Se generaron cifras interesantes gracias a esta visita. Panamá cuenta con 364 privados de libertad por cada 100,000 habitantes; a nivel mundial esto es un altísimo índice de encarcelamiento que solo es superado por la isla de Cuba. Contamos actualmente con 12 mil privados de libertad (la suma de detenidos preventivamente más aquellos ya sentenciados por un juez) mientras nuestras cárceles son para 5 mil reclusos. Gran parte del excedente podría ser rebajado si nuestros fiscales no fuesen tan generosos en detener preventivamente a acusados y una mayor utilización de la novedosa herramienta de “videoaudiencias” aprovechando la fidelidad de la banda ancha (DSL) así evitando el lento -y costoso- proceso logístico de llevar y traer del pabellón al detenido al juzgado vía el escaso transporte habilitado para estos menesteres. Además, el incrementar el uso brazaletes GPS como sustituto a la detención preventiva y así evitar la peligros mezcla de ambas poblaciones (acusado vis a vis sentenciado).

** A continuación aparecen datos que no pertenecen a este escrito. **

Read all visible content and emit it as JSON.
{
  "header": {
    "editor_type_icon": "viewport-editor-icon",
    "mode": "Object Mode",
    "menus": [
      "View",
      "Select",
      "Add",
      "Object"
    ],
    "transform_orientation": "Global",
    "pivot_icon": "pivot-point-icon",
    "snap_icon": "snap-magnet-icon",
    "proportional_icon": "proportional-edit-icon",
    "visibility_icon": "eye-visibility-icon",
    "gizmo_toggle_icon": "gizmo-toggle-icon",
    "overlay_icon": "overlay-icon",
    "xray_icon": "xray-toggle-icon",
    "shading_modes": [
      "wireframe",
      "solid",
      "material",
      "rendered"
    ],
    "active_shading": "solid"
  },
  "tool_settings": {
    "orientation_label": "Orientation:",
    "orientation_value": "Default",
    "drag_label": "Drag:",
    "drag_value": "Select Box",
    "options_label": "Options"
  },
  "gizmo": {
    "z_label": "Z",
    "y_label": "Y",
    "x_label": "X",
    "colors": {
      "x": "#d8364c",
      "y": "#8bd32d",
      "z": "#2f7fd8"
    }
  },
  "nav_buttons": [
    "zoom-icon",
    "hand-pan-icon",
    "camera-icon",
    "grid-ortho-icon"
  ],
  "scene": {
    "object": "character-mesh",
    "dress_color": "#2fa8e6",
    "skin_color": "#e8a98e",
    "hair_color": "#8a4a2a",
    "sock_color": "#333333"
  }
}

Algo que el eventual dictamen de Harvard no dirá pero inevitablemente si notaron, al igual que yo durante mis dos estadías involuntarias en aquellos centros, es de que nuestras cárceles están exclusivamente pobladas por indigentes y uno que otro de cuello blanco que algún Martinelli haya logrado persuadir al Órgano Judicial tras las bambalinas de encerrar “temporalmente” (ejemplo: Jean Figali). No sabemos con exactitud la cantidad de detenidos preventivamente en los pabellones pero podemos especular que son miles los que aun no le han visto la cara a un juez. En muchos casos, gracias a nuestra universalmente conocida mora judicial, muchos detenidos habrán pasado mas tiempo tras la reja que el que debió de habérsele encontrado culpable. Es mas, nuestras cárceles, en vez de cumplir su propósito de ser centros de resocialización terminan siendo academias del crimen donde gracias a la mora judicial todo que pernocta en ellas aprenderá (o mejorará) talentos tipificados como criminales que utilizaran al reintegrarse a la sociedad. Con nombramientos recientes como el de Procurador, entre otros, preveo que cuando regresen nuevamente de Harvard en unos años no encontrarán alguna mejora meritoria en nuestra administración de justicia o sistema carcelario excepto más pabellones y mayor población dentro de sus muros.